For systemd-managed services, SIGTERM is sent on shutdown:

[Service]
Type=simple
ExecStart=/usr/bin/python3 /opt/tradedesk/runner.py
Environment="IG_ENVIRONMENT=LIVE"
# Allow 60 seconds for graceful shutdown
TimeoutStopSec=60
# Restart on failure, but not immediately
Restart=on-failure
RestartSec=30

Failure Modes and Recovery¶

Stream Disconnection¶

Symptom: Prices stop updating, log shows "stream stale".

Response: 1. Monitor detects silence after STREAM_MAX_STALE_S 2. Streamer initiates reconnect 3. Subscriptions are retried up to STREAM_SUB_MAX_RETRIES times 4. If max retries exceeded, error is logged and positions remain open

Action: Check network connectivity, IG service status, and review logs.

Authentication Failure¶

Symptom: Log shows "auth failed" or "invalid session".

Response: 1. TokenState triggers refresh on next call 2. Single-flight mechanism ensures one /session request per refresh cycle 3. If refresh fails, subsequent orders may be rejected

Action: Verify IG credentials are valid and account permissions allow API access.

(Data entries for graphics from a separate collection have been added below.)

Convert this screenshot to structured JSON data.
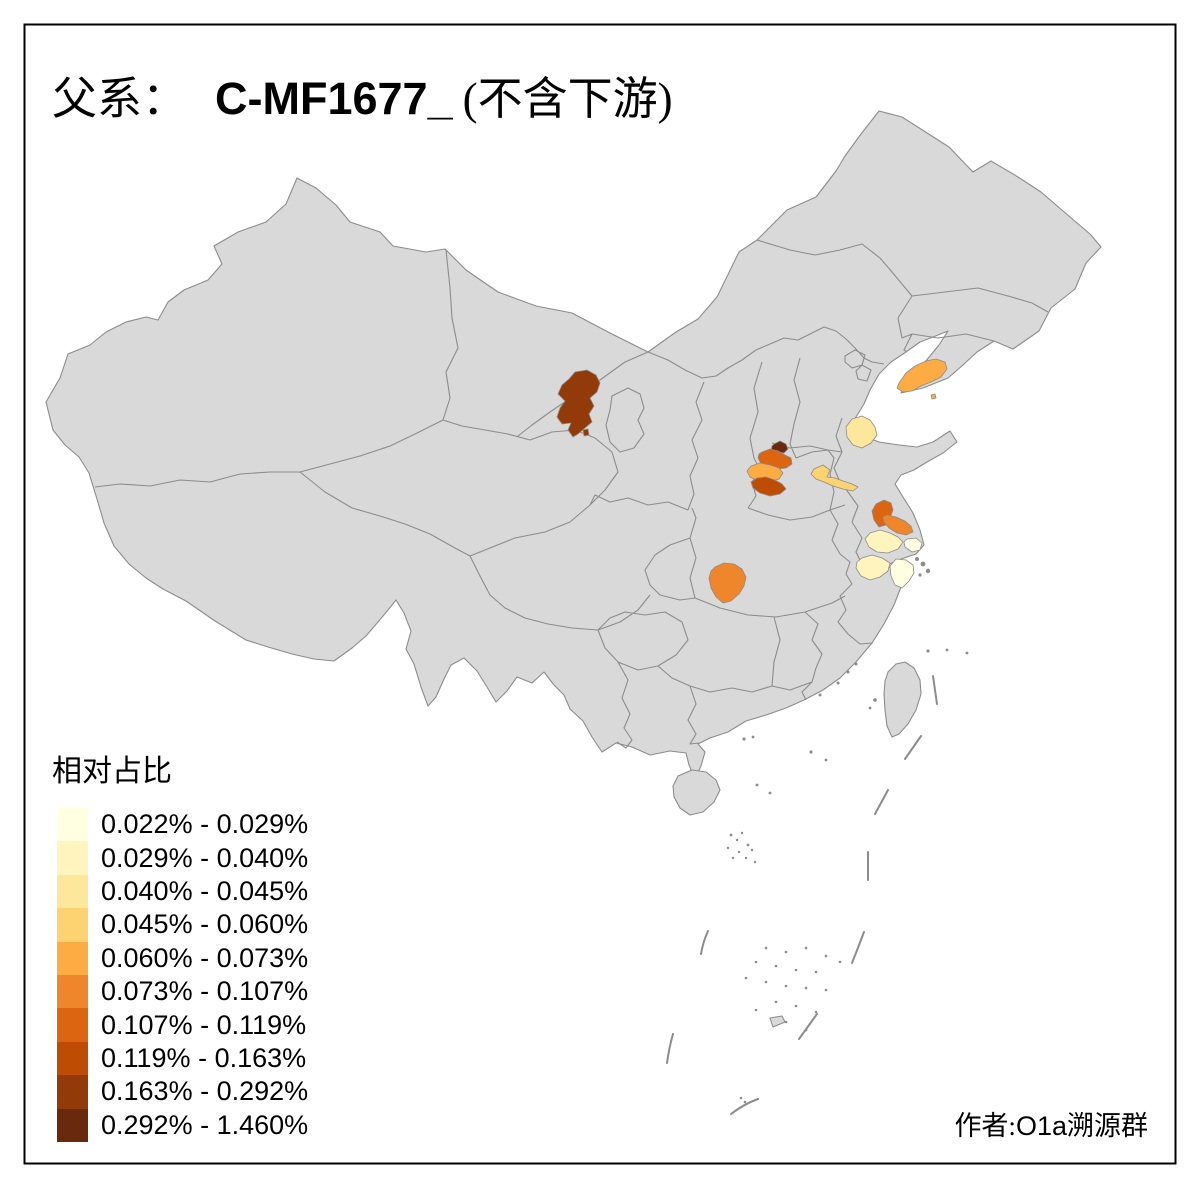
{
  "title": {
    "prefix": "父系：",
    "code": "C-MF1677_",
    "suffix": "(不含下游)"
  },
  "legend": {
    "title": "相对占比",
    "classes": [
      {
        "label": "0.022% - 0.029%",
        "color": "#FFFFE2"
      },
      {
        "label": "0.029% - 0.040%",
        "color": "#FFF4BE"
      },
      {
        "label": "0.040% - 0.045%",
        "color": "#FDE79B"
      },
      {
        "label": "0.045% - 0.060%",
        "color": "#FDD271"
      },
      {
        "label": "0.060% - 0.073%",
        "color": "#FCAC42"
      },
      {
        "label": "0.073% - 0.107%",
        "color": "#F0862B"
      },
      {
        "label": "0.107% - 0.119%",
        "color": "#DB6511"
      },
      {
        "label": "0.119% - 0.163%",
        "color": "#BF4C03"
      },
      {
        "label": "0.163% - 0.292%",
        "color": "#923A08"
      },
      {
        "label": "0.292% - 1.460%",
        "color": "#69290C"
      }
    ]
  },
  "author": {
    "prefix": "作者:",
    "code": "O1a",
    "suffix": "溯源群"
  },
  "map": {
    "land_color": "#D9D9D9",
    "border_color": "#8C8C8C",
    "frame_color": "#000000",
    "regions": [
      {
        "id": "liaoning-dalian",
        "class_index": 5
      },
      {
        "id": "gansu-center",
        "class_index": 9
      },
      {
        "id": "shandong-delta",
        "class_index": 3
      },
      {
        "id": "henan-north-dark",
        "class_index": 10
      },
      {
        "id": "henan-zhengzhou",
        "class_index": 7
      },
      {
        "id": "henan-central-light",
        "class_index": 5
      },
      {
        "id": "henan-south-dark",
        "class_index": 8
      },
      {
        "id": "xuzhou-strip",
        "class_index": 4
      },
      {
        "id": "jiangsu-north",
        "class_index": 7
      },
      {
        "id": "jiangsu-coast",
        "class_index": 6
      },
      {
        "id": "jiangsu-south",
        "class_index": 2
      },
      {
        "id": "shanghai",
        "class_index": 1
      },
      {
        "id": "zhejiang-north",
        "class_index": 2
      },
      {
        "id": "zhejiang-ningbo",
        "class_index": 1
      },
      {
        "id": "hubei-yichang",
        "class_index": 6
      }
    ]
  }
}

Order Confirmation Timeout¶

Symptom: Order placed but deal confirmation never arrives.

Response: 1. IG_DEAL_CONFIRM_TIMEOUT_S expires (default 10 seconds) 2. TimeoutError is raised to caller 3. Position state is inconsistent until manual intervention

Action: Increase IG_DEAL_CONFIRM_TIMEOUT_S on slow connections, or investigate IG service issues.